Lower sales for domestic firms probably will increase pressure on Japan to lower trade barriers that have contributed to its $37 billion trade surplus with the US.
Early comments by Japanese government officials indicate they are aware of the danger of a rapid surge in auto exports to the US. ``The government of Japan deems it imperative that the Japanese auto companies, based on sound judgement, exercise prudence in their exportation of automobiles to the United States,'' said Chief Cabinet Secretary Takao Fujinami.
The economic effects of ending the quotas will take several months to appear at dealer showrooms, experts caution. The restraints will not be removed until March 31, and Japanese manufacturers will need several months to rebuild depleted stocks of cars on dealers' lots. So any potential flood of imports would not be visible until the end of 1985, Mr. Hammond says.

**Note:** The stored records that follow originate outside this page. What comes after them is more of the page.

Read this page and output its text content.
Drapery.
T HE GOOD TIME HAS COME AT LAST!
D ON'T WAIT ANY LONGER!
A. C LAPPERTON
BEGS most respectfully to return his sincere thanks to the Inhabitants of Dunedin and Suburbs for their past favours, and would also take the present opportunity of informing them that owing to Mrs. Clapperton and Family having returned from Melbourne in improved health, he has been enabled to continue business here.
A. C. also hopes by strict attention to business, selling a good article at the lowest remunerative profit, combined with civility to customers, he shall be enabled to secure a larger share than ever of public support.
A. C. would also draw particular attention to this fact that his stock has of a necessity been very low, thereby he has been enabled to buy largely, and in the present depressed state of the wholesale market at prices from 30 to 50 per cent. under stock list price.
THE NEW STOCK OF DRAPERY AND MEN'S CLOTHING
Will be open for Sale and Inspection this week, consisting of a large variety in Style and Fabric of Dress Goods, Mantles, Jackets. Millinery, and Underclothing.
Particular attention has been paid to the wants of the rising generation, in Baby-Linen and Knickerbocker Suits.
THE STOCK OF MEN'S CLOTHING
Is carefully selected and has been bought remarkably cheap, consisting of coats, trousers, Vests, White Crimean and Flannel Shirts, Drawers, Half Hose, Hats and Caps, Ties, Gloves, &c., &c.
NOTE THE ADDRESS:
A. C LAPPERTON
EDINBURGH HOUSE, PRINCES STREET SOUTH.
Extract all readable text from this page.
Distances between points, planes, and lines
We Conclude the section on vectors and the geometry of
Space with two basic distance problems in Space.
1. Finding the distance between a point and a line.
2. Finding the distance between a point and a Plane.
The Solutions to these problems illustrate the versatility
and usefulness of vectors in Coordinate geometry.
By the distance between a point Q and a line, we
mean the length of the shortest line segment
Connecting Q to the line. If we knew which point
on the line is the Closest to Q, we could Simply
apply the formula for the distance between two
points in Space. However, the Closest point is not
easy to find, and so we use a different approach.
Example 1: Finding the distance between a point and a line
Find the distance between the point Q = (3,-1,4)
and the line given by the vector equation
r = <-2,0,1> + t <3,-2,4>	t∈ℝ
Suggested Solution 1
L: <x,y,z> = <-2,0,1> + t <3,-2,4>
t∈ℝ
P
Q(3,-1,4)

There is heated debate on what the Japanese will do without quotas and how that will affect the US. DRI sees Japanese imports climbing to a 2.5 million unit pace by year's end from the current 1.9 million unit rate. United Auto Workers President Owen Bieber says imports could rise by as much as one million units.
Estimates of potential US job losses also vary widely. A Federal Trade Commission study says 4,600 US auto workers could lose their jobs when quotas come off. But Chrsyler Executive Vice President Robert S. Miller Jr. says 750,000 jobs could be lost throughout the economy.
The Japanese government imposed quotas in 1981 under pressure from Congress and the Reagan administration. At the time, the US auto industry was reeling from a sharp run-up in gas prices and the fact that US consumers were holding on to their cars for a longer period.